I am trying to differentiate the function:
$${\rm ln} \left(\frac{3x \ {\rm tan}(x)}{x^2 + 2}\right)$$
I think step one is to use the quotient rule of natural log expanding the expression.
However doing this would still leave $\ln(3x \tan(x)) – \ln(x^2+2) $. Therefore, I'm confused if I should expand this expression again giving me…..
$$ \ln(3x) + \ln(\tan(x)) – \ln(x^2+2)$$
Now, I would assume I should take the derivative of each term and apply the differentiation rule of natural log which is $u'/u$. However, if I do this I end up with a long answer of fractions that I cannot reduce much.
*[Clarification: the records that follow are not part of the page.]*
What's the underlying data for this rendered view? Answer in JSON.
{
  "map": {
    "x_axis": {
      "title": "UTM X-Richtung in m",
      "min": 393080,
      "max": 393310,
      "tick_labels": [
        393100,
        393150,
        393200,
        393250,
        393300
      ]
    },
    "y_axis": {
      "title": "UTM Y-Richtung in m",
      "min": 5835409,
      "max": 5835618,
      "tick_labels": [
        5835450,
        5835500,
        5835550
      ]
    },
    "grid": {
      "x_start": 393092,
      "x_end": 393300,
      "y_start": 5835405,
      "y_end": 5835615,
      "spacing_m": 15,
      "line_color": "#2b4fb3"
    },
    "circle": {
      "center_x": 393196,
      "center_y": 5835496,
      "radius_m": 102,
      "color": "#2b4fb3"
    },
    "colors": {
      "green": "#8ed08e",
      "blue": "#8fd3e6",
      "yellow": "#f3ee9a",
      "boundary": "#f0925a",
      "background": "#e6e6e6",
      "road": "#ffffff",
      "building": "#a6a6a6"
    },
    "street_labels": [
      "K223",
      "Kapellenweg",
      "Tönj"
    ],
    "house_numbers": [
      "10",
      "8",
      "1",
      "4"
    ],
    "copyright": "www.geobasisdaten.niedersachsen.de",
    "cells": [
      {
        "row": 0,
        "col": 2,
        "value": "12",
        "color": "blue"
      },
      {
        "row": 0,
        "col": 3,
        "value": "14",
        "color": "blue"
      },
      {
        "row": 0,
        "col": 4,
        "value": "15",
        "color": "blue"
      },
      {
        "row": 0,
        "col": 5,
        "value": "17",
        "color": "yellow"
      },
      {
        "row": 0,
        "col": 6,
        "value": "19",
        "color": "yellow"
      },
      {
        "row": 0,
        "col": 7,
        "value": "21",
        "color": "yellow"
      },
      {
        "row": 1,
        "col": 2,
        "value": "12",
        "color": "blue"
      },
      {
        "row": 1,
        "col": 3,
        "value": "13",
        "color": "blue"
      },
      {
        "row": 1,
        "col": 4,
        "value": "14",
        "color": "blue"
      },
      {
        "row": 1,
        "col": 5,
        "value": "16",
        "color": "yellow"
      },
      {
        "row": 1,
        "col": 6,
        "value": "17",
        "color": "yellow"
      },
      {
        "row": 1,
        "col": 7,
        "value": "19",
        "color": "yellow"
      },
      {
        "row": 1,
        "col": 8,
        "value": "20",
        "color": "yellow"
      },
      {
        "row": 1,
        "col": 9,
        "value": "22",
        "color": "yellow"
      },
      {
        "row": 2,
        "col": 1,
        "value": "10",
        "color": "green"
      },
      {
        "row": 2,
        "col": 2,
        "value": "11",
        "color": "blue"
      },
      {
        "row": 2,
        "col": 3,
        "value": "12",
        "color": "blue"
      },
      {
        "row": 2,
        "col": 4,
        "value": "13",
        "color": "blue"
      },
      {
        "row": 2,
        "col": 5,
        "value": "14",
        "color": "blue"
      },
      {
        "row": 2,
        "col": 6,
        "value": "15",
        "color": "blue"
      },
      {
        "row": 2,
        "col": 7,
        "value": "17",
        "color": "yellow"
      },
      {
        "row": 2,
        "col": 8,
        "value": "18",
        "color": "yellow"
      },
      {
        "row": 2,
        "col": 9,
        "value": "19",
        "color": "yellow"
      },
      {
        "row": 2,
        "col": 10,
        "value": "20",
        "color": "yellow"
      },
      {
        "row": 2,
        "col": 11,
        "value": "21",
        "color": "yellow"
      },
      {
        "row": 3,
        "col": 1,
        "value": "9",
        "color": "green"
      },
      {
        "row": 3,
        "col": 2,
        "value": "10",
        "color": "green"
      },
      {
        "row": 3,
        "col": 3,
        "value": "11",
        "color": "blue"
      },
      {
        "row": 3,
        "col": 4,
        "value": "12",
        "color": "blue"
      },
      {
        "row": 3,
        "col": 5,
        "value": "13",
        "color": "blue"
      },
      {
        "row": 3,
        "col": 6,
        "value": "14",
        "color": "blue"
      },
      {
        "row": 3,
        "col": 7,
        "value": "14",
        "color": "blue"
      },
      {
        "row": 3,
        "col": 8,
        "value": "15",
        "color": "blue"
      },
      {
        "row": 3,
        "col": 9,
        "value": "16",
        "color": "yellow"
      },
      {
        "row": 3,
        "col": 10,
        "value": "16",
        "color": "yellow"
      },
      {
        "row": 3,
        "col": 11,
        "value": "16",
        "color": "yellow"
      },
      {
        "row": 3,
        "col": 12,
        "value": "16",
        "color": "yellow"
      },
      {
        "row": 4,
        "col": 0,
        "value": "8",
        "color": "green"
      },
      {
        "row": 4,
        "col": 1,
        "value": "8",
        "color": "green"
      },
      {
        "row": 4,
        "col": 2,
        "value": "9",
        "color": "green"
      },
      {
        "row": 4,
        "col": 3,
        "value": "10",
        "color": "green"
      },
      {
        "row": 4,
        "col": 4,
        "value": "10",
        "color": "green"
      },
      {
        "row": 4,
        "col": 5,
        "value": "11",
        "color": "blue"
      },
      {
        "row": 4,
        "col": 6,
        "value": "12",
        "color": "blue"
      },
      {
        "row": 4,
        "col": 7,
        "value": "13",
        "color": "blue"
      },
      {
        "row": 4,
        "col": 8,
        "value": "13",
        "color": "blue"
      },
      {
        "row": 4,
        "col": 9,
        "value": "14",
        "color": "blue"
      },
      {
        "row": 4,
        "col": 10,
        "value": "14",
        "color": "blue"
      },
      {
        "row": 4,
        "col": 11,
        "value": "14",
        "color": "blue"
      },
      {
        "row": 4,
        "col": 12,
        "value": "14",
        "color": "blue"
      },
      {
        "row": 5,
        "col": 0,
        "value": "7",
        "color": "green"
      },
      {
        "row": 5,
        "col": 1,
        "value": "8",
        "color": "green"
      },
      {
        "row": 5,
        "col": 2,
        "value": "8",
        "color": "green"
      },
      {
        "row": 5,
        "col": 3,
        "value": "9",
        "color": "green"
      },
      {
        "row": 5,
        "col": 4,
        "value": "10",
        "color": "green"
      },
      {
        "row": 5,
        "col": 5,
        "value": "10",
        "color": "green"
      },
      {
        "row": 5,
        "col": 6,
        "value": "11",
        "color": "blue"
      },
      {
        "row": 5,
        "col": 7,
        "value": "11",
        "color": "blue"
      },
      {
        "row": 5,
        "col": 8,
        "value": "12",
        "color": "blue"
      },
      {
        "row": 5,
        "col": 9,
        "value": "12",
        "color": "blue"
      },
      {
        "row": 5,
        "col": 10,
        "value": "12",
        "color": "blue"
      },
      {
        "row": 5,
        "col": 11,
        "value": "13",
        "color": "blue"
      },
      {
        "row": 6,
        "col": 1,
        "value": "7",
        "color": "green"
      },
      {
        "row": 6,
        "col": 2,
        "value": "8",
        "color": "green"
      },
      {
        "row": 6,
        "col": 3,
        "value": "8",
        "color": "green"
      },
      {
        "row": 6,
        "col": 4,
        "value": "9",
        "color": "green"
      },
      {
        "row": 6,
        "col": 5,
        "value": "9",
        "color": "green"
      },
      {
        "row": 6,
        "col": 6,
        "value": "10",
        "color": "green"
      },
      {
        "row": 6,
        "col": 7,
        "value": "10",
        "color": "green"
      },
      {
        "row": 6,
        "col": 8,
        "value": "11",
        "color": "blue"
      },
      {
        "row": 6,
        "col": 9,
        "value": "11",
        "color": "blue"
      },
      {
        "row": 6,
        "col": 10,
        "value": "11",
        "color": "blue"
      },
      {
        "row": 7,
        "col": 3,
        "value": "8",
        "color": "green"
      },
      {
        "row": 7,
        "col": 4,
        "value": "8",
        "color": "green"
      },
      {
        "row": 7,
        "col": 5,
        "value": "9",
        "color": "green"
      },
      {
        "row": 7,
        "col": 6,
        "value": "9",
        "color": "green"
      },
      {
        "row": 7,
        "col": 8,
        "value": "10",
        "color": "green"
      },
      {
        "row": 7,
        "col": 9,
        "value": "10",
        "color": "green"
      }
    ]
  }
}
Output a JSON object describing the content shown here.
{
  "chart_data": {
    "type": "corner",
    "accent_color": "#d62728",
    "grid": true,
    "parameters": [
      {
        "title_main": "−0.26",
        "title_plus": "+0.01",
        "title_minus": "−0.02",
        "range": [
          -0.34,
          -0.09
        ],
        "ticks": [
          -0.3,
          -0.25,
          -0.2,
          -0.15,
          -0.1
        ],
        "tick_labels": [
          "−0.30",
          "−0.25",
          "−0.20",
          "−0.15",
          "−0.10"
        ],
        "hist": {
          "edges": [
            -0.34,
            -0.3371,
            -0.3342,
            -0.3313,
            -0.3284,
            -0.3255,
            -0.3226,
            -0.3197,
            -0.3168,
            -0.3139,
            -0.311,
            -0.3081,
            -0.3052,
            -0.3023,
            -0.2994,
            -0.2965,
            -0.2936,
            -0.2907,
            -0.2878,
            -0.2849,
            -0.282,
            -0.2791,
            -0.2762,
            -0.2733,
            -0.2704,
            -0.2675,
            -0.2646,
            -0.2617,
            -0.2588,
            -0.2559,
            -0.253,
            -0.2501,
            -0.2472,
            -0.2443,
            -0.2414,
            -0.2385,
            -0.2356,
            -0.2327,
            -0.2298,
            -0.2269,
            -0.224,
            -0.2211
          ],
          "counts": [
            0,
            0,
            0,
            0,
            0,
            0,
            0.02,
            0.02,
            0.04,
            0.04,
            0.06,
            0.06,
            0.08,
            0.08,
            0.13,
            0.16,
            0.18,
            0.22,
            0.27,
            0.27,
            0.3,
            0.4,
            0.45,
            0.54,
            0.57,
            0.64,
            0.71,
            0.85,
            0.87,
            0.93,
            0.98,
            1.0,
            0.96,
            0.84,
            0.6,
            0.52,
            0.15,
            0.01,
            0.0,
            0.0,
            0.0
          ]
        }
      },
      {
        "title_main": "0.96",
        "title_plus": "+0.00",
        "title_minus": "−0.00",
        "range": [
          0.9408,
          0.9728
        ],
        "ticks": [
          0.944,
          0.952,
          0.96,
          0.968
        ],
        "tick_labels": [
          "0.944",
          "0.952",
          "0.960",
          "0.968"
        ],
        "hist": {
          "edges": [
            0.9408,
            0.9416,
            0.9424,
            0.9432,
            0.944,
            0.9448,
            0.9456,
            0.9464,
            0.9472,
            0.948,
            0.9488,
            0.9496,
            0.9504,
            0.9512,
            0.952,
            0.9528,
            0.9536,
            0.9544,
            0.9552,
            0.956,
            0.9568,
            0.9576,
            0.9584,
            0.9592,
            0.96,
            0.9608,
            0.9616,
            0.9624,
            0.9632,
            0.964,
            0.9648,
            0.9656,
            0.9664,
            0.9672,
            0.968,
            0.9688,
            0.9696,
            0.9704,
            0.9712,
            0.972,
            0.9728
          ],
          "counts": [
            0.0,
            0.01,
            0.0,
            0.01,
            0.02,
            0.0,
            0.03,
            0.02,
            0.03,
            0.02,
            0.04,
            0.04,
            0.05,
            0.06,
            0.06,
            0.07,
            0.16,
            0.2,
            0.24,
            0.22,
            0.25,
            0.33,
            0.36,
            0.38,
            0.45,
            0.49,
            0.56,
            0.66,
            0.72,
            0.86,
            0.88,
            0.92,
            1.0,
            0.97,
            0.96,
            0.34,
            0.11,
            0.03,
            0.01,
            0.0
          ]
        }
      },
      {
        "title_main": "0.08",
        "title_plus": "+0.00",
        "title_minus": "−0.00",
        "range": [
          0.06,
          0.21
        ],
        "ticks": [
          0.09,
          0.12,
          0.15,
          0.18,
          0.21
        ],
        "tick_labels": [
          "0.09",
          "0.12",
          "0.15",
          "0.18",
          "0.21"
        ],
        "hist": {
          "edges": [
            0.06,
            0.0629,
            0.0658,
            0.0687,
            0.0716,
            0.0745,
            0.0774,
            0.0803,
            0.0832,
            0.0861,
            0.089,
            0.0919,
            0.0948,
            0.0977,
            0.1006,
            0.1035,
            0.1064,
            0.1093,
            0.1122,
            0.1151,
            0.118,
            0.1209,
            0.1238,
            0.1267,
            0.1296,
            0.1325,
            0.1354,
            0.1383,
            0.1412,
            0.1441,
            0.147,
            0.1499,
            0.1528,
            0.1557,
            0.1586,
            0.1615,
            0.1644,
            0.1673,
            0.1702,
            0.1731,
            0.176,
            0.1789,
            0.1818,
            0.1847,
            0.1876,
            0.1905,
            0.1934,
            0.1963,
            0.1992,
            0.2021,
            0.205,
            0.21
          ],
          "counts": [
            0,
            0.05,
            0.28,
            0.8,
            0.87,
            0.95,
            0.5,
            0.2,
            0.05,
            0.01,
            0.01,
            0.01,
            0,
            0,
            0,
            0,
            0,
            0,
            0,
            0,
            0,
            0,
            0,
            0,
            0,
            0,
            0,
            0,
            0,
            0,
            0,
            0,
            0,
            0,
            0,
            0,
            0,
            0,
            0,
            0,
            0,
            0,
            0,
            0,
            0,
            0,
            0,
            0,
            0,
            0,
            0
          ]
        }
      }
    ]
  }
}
Where am I going wrong here. The fact that there are two terms in the numerator, "$3x$" and "$\tan(x)$", is confusing me on what to do. I'm lost as to what procedures I should take in approaching problems like these. Can someone help me out or at the very least push me in the right direction?
Best Answer
Hints:
Yes, this can get messy.
You have the derivative of $\ln(u)$.
You have a quotient $\displaystyle \frac{u}{v}$
You have a product rule $u v$.
When you take all of those into account, you should arrive at:
$$\frac{d}{dx} ln\left(\frac{3x \tan x}{x^2+2}\right) = \frac{-x^2+(x^2+2) x \csc(x) \sec(x) + 2}{x(x^2+2)}$$
You can simplify the trig terms a bit, but that is not helpful.